Pone con mucho cuidado a la pequeña en la hamaca, tan suavemente que la niña solo se remueve un instante antes de volver a quedar inmóvil.
Tantas veces, mecida en una hamaca, he pensado que la tela de la misma debe ser algo parecido a un útero materno. Suave, adaptándose al cuerpo, cálida y húmeda en estas latitudes; esa sensación de ingravidez, el mecido suave, los bordes protectores abrazándote.
Esta imagen de hoy me lo confirma.
Esta pequeña nació hace poco mas de un mes, y su madre nació ya en este siglo.
Charlamos mientras ella saca, de la pana de arroz que sujeta con las rodillas,los granos que no han perdido la cáscara, las piedritas y cualquier otra impureza, con una mano levanta un puñado de arroz y lo va dejando caer poco a poco de vuelta en la pana, con la otra mano expurga de manera mecánica y continuada.
Trabaja como si no lo hiciera, de tan suave, tan rítmico, tan artistico; resulta casi hipnótico.
No me mira, pero me presta atención. Con los dedos de un pie sujeta una cuerda que va a la hamaca, si la niña protesta o se mueve, ella mece la hamaca sin dejar de trabajar. La pequeña, complacida en ese sustituto de la primera morada, duerme tranquila y plácidamente.

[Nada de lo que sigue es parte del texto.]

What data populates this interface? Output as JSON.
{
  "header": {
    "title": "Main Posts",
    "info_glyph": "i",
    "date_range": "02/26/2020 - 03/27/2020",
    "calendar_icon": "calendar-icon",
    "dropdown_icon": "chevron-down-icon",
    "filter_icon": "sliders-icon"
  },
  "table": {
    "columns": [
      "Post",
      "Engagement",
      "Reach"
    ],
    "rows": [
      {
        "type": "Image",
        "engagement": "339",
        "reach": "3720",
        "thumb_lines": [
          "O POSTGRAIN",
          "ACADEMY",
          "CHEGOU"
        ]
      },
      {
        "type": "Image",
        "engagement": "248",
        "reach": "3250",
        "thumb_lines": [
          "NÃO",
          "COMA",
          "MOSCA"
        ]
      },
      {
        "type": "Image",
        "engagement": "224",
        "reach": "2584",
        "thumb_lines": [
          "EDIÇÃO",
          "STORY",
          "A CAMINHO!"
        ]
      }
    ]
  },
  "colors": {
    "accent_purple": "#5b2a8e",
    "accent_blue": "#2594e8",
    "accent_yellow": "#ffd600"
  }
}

El hermano pequeño de la mujer nos mira desde el fondo del corredor, tímido y cauteloso; la mujer se levanta, va a la cocina, abierta y algo alejada de la casa (se cocina con leña), trae un platito con comida y llama a su hermano, que llega con la cabeza gacha y arrastrando un poco los pies, se le sienta en el regazo.
Con los dedos ella va estrujando los frjoles y mezclandolos con el arroz, y hace una especie de bolitas, que va metiendo en la boca del pequeño, de apenas año y medio. Yo pienso en las golondrinas, que tantas veces he visto alimentando a sus pollos, esos picos abiertos, esas madres esforzadas. Hay amor en este acto, pero también instinto animal.
Me despido, mientras la pequeña aún duerme y el pequeño no tardará en caer.